Editorial: No more improvisation with the pensions
There is no doubt that even with the dramatic cuts, the pension system today continues to remain unsustainable. First off due to…
There is no doubt that even with the dramatic cuts, the pension system today continues to remain unsustainable. First off due to the large number of pensioners (2.6 million), the huge rate of unemployment and the aging population. About 3 million employees, with slashed wages, are unable to maintain the current benefit system. If one were take into account the mistakes, delays and mismanagement of previous year, the situation becomes a nightmare.

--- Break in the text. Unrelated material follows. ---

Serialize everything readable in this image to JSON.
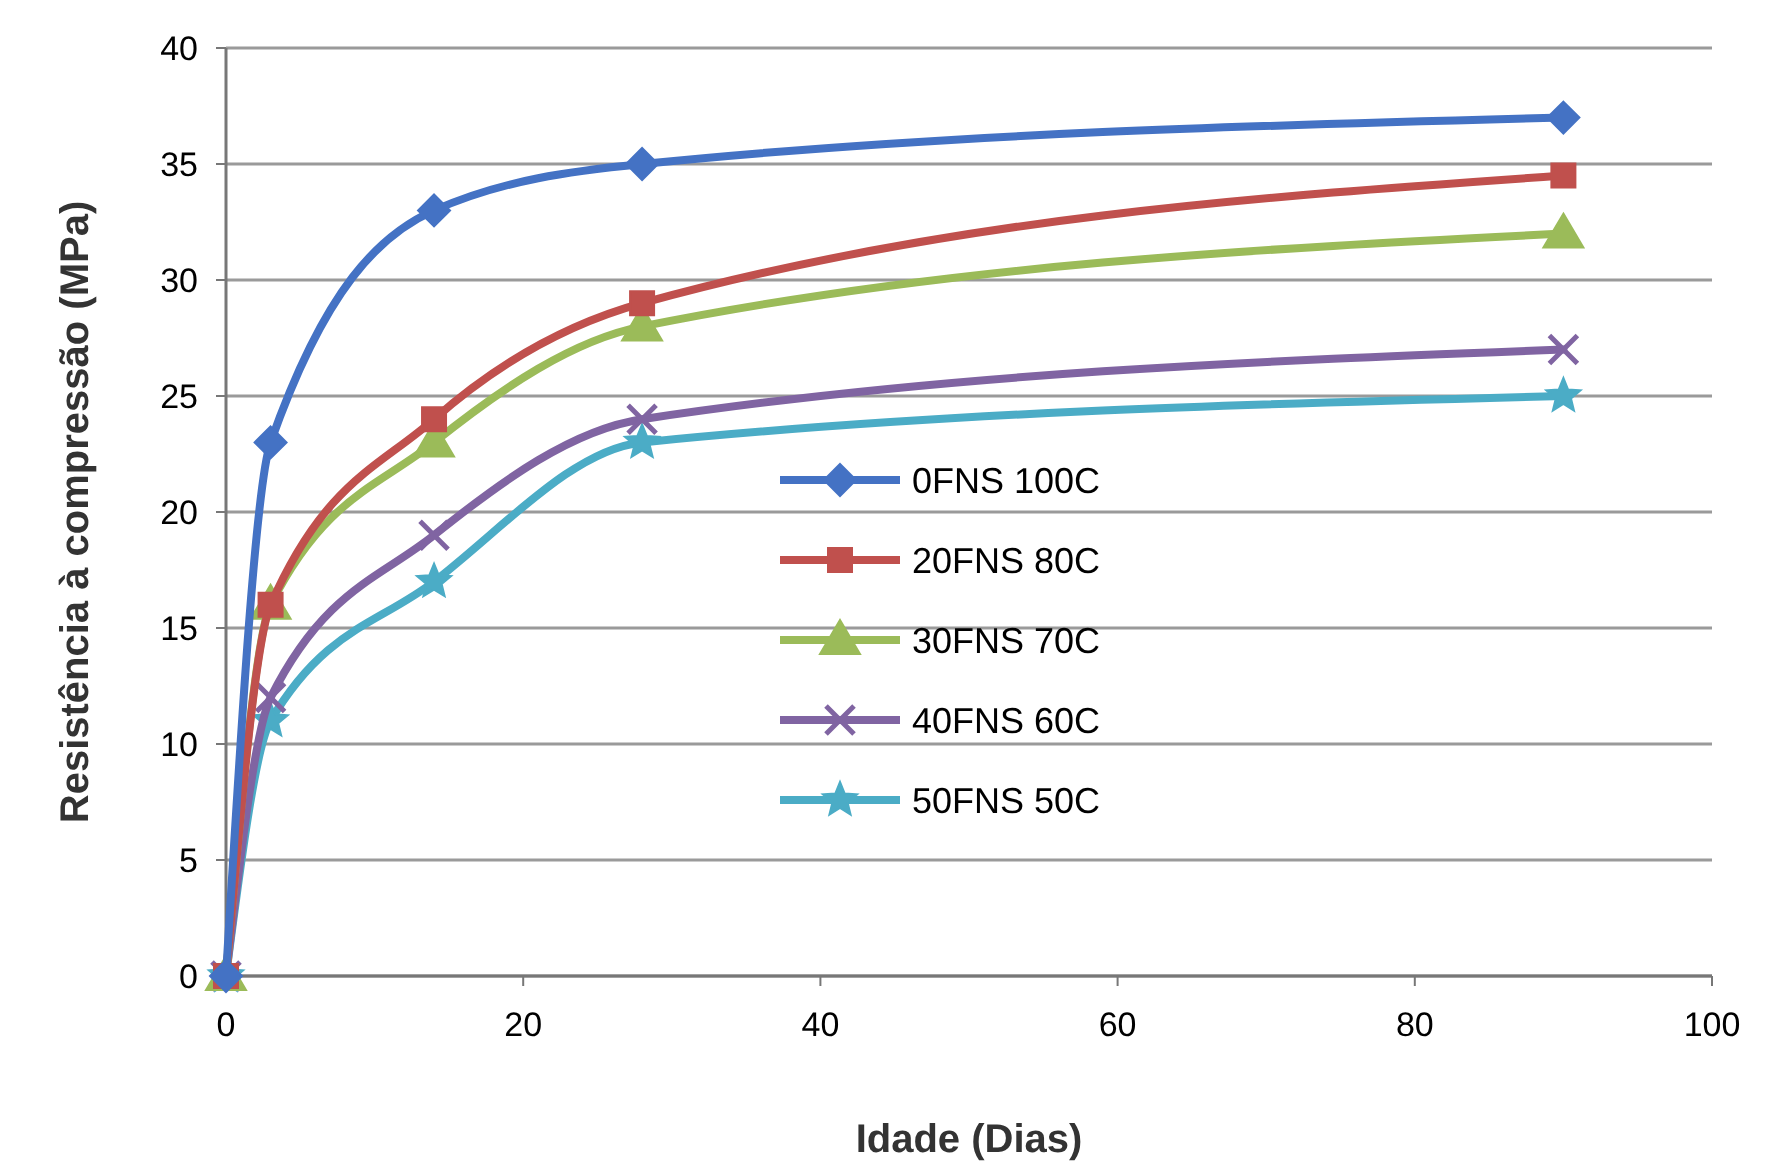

Of course measures and corrections are needed immediately. The question is whether the findings presented by the Katrougalos committee can provide a solution or if it will carry on observing the tactics of regular cuts, which turn pensions into survival aids – essentially, the pensions over 1,000 euros are now considered a luxury.
It is self-evident that when the economy has shrunk by 25% in recent years, along with the state and fund revenue, then pensions cannot remain unscathed. Truly, the pensions over 1,500 euros were affected the most, having suffered 30% to 50% worth of cuts. These cuts dramatically affected the lives of thousands, who saw their life plans collapse.
The recipe of cuts therefore has a limit, which the plans of the Katrougalos committee are tending to overcome. How tight the time frame for the government to legislate may be, a broader discussion is needed to seek out all possible and realistic solutions. Because, as it has been noted, when the principle of reciprocity is overturned, then in essence tax evasion is rewarded. It is imperative that any cuts and adjustments must be carried out in a substantiated fashion and with a fair share of the cost, so that they may be accepted by society and to avoid any phenomena from the past.